Back

Why we need better data management for mission-critical AI

In order to enable mission-critical ML applications, we need to create appropriate guidance for data management, both at the formal regulatory level and in our everyday best practices.

Mateo Rojas-Carulla
December 4, 2023
Learn how to protect against the most common LLM vulnerabilities

Download this guide to delve into the most common LLM security risks and ways to mitigate them.

In-context learning

As users increasingly rely on Large Language Models (LLMs) to accomplish their daily tasks, their concerns about the potential leakage of private data by these models have surged.

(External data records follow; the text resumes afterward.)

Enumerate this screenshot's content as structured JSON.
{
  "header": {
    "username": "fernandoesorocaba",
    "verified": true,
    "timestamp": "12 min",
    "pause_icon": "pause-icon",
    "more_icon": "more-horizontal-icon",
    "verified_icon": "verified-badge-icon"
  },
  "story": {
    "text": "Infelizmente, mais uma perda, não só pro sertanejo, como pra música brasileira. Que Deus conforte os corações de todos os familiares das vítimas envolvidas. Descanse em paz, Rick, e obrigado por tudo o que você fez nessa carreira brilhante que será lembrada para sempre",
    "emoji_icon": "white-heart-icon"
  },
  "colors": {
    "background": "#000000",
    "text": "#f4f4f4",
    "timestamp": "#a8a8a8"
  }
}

[Provide the input text here]

[Provide the input text here]

Lorem ipsum dolor sit amet, consectetur adipiscing elit. Suspendisse varius enim in eros elementum tristique. Duis cursus, mi quis viverra ornare, eros dolor interdum nulla, ut commodo diam libero vitae erat. Aenean faucibus nibh et justo cursus id rutrum lorem imperdiet. Nunc ut sem vitae risus tristique posuere.

Lorem ipsum dolor sit amet, Q: I had 10 cookies. I ate 2 of them, and then I gave 5 of them to my friend. My grandma gave me another 2boxes of cookies, with 2 cookies inside each box. How many cookies do I have now?

Title italic

A: At the beginning there was 10 cookies, then 2 of them were eaten, so 8 cookies were left. Then 5 cookieswere given toa friend, so 3 cookies were left. 3 cookies + 2 boxes of 2 cookies (4 cookies) = 7 cookies. Youhave 7 cookies.

English to French Translation:

Q: A bartender had 20 pints. One customer has broken one pint, another has broken 5 pints. A bartender boughtthree boxes, 4 pints in each. How many pints does bartender have now?

Lorem ipsum dolor sit amet, line first
line second
line third

Lorem ipsum dolor sit amet, Q: I had 10 cookies. I ate 2 of them, and then I gave 5 of them to my friend. My grandma gave me another 2boxes of cookies, with 2 cookies inside each box. How many cookies do I have now?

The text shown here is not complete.